Paper detail

Using Binary Population Synthesis to Calculate the Yields of Low- and Intermediate-Mass Binary Populations at Low Metallicity

Asymptotic giant branch (AGB) stars are important to chemical evolution at metallicity $Z \sim 0.0001$ ($\text{[Fe/H]} \approx -2.2$) as they contribute significantly to the production of nitrogen, lead, and dust in the early Universe. The contribution of AGB stars to the chemical evolution of the Universe is often quantified using the chemical yields from single AGB stars. Binary evolution challenges our understanding of chemical evolution as binary phenomena such as mergers and mass transfer episodes can significantly alter the stellar evolution pathways and yields.
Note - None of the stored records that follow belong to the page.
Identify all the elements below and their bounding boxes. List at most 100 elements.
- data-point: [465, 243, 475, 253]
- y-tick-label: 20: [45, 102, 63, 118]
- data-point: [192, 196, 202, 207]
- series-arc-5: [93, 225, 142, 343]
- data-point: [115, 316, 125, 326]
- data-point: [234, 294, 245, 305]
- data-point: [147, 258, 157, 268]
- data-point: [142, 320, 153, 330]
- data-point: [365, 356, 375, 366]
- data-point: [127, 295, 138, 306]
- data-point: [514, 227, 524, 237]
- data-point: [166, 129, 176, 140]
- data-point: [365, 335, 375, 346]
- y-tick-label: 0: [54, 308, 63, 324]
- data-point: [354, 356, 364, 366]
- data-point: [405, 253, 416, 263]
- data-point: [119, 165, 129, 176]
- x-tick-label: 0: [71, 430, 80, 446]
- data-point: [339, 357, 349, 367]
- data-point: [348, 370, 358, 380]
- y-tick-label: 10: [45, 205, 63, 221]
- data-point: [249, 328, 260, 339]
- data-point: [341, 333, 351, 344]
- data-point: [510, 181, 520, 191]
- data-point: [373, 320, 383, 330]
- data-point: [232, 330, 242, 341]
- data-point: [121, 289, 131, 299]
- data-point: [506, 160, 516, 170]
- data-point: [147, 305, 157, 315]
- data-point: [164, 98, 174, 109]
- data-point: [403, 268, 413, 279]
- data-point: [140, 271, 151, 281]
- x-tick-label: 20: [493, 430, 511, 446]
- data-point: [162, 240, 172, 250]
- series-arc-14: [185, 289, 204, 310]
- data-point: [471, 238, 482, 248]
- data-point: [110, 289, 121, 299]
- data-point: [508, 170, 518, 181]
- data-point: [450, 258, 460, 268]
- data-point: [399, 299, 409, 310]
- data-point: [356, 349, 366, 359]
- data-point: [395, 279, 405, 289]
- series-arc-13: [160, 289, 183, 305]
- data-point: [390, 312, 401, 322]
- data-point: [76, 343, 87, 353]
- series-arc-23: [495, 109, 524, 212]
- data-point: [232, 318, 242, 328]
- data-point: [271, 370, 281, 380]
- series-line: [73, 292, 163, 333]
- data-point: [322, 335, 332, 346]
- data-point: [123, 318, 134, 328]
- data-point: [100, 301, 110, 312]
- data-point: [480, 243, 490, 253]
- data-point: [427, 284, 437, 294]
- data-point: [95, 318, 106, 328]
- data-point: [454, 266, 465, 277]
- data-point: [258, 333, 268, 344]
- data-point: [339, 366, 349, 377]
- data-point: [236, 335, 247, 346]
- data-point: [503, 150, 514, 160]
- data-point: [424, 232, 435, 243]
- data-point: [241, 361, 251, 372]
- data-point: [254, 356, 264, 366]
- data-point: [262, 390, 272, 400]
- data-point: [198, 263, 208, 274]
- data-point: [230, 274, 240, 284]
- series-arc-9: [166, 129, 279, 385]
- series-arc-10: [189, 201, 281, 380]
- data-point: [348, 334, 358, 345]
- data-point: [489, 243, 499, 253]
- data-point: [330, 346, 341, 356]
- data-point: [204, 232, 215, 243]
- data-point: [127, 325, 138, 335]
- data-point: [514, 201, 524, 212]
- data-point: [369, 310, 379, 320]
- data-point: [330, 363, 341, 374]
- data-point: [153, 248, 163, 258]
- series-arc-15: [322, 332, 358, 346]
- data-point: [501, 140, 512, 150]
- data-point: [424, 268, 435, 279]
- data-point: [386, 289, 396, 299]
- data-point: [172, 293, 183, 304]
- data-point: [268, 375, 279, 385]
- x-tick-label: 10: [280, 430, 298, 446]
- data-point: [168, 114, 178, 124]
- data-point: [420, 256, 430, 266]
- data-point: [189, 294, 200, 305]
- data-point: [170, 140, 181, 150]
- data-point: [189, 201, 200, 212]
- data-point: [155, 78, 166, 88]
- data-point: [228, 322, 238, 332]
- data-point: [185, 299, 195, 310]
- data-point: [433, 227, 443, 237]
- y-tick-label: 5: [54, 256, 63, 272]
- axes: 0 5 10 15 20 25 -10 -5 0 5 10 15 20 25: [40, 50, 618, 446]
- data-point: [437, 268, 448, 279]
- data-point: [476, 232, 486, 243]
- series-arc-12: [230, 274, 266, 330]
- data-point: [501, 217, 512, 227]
In this work, we use binary population synthesis code binary_c to model populations of low and intermediate-mass ($\sim 0.7-7 \, M_{\rm \odot}$) stars at metallicity $Z = 0.0001$. Our binary star populations predict $\sim 37\%$ fewer thermally-pulsing AGB stars than our single star populations, leading to a $\sim 40\%$ decrease in the amount of ejected C and a $\sim 35-40\%$ reduction in elements synthesised through the slow neutron capture process. The uncertainty introduced by the mass-loss from stellar winds on the AGB makes the impact of binary evolution on the total amount of ejected N uncertain. The total N yield ejected by our binary star populations ranges from a $17\%$ to a $36\%$ decrease compared to our single star populations. However, our binary populations overproduce N by over an order of magnitude during the period $300-700\,$Myr after formation.